If you’re already a Hitchhiker, log in to access this content.
Data Connector Best Practices| Hitchhikers Platform
What You’ll Learn
In this section, you will learn:
- When to use a Crawler
- When not to use a Crawler
You’ve learned a lot about Data Connectors at this point. If you’ve skipped all of the units until now, the tl;dr is that Data Connectors are designed to make building your Knowledge Graph easy and fast.
The Site Crawler is just one of the data available Connector sources, and there are some important things you should keep in mind as you navigate through your options.
The “best” way to integrate the data is also the most upfront work so you need to weigh the cost/benefit of that with your team when choosing your solution.
A Crawler might be a good option especially if you’re just getting started, creating a demo, or you’re pulling in long-form, unstructured content.
When to use a Crawler
The Crawler is perfect for pulling in unstructured long-form content like blog posts, help articles, or press releases that are being written and published elsewhere, but you want to surface in your Answers experience. This will save you from having to make the update in two places, yet make the content searchable programmatically.
For more structured entity types, like locations or products, the Crawler can still work as long as the pages being crawled are highly structured and don’t change frequently or unpredictably.
When not to use a Crawler
The Crawler might not be the best fit for you if the structure or the CSS of the pages being crawled change frequently and with no notice to you or your team. This could break the data mappings and make it difficult to update.
Also, if the entity type is highly structured, but your pages are not, you won’t be able to reliably create mappings from your webpage to your entity schema. For these, we recommend going straight to the source.
Another consideration is update latency. The Crawler is not going to pull in updates from your website in real-time so if it’s important that the entity type needs to be updated quickly, you should consider another method, like an App or an API integration.

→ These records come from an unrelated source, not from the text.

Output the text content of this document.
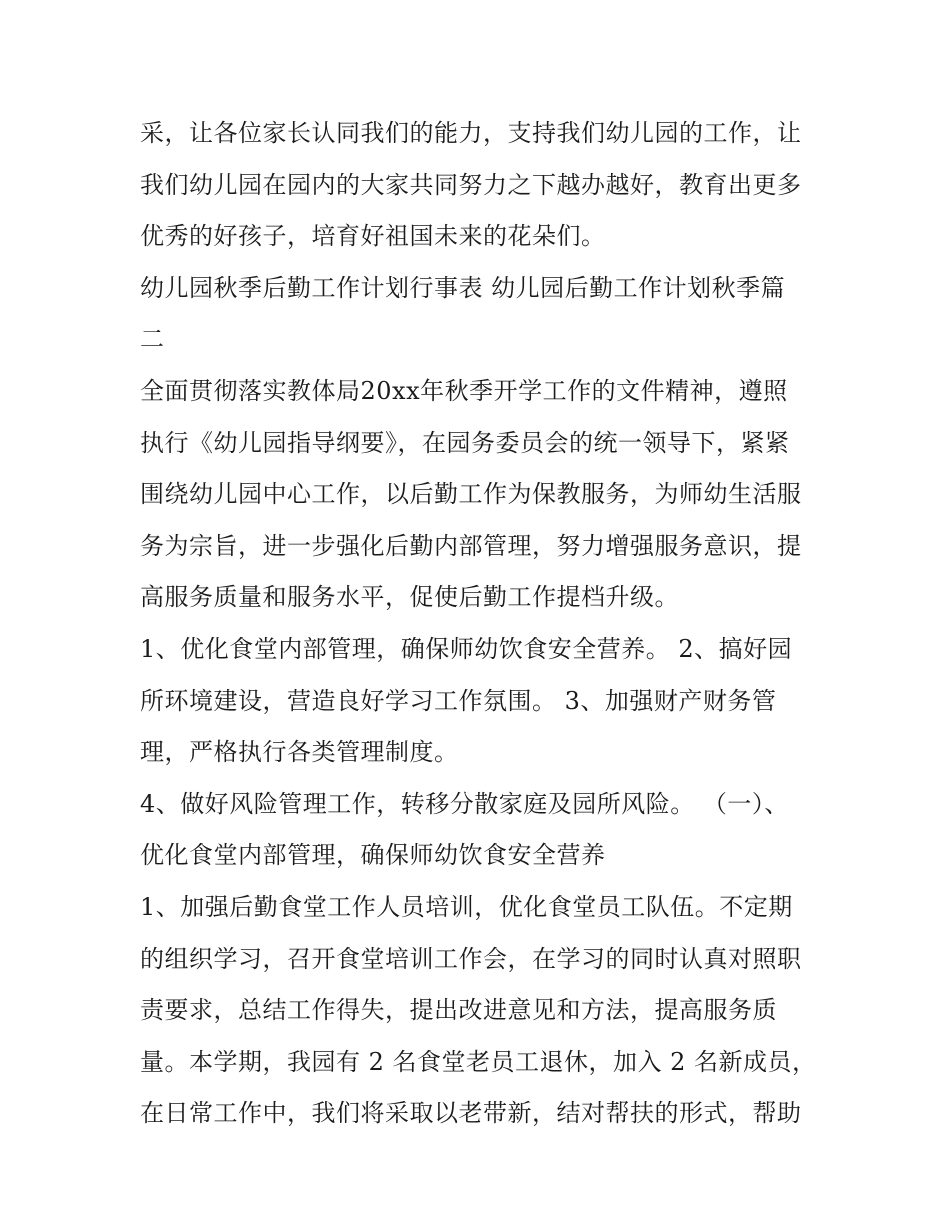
采，让各位家长认同我们的能力，支持我们幼儿园的工作，让
我们幼儿园在园内的大家共同努力之下越办越好，教育出更多
优秀的好孩子，培育好祖国未来的花朵们。
幼儿园秋季后勤工作计划行事表 幼儿园后勤工作计划秋季篇
二
全面贯彻落实教体局20xx年秋季开学工作的文件精神，遵照
执行《幼儿园指导纲要》，在园务委员会的统一领导下，紧紧
围绕幼儿园中心工作，以后勤工作为保教服务，为师幼生活服
务为宗旨，进一步强化后勤内部管理，努力增强服务意识，提
高服务质量和服务水平，促使后勤工作提档升级。
1、优化食堂内部管理，确保师幼饮食安全营养。 2、搞好园
所环境建设，营造良好学习工作氛围。 3、加强财产财务管
理，严格执行各类管理制度。
4、做好风险管理工作，转移分散家庭及园所风险。 （一）、
优化食堂内部管理，确保师幼饮食安全营养
1、加强后勤食堂工作人员培训，优化食堂员工队伍。不定期
的组织学习，召开食堂培训工作会，在学习的同时认真对照职
责要求，总结工作得失，提出改进意见和方法，提高服务质
量。本学期，我园有 2 名食堂老员工退休，加入 2 名新成员，
在日常工作中，我们将采取以老带新，结对帮扶的形式，帮助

One time imports can be powerful!
Don’t be afraid to use Data Connectors for a one-time import of your data. This is especially useful to give you a starting point, even if it means you need to clean up your data. For example, let’s say you want to pull in your Wealth Advisers to get started. But, the pages aren’t structured well and the source system you use doesn’t let you easily export so you’re having trouble generating a flat-file for upload. You can set up a crawler, sync the data to entities, and then export the content to excel to manipulate the content and clean it up a bit. Then you have your flat file and you can be ready to go!
Entity IDs are very important
We covered unique identifiers in the Ways to Update Data in Yext unit but the importance of the Entity ID cannot be understated!
Unique identifiers are how systems know whether to add, update, or delete records. We trigger updates to existing entities based on IDs. So, you want to make sure that when making adjustments to your configurations that you are using extra caution around the IDs, otherwise there can be unintended consequences of entities not being updated, or the wrong entities being updated.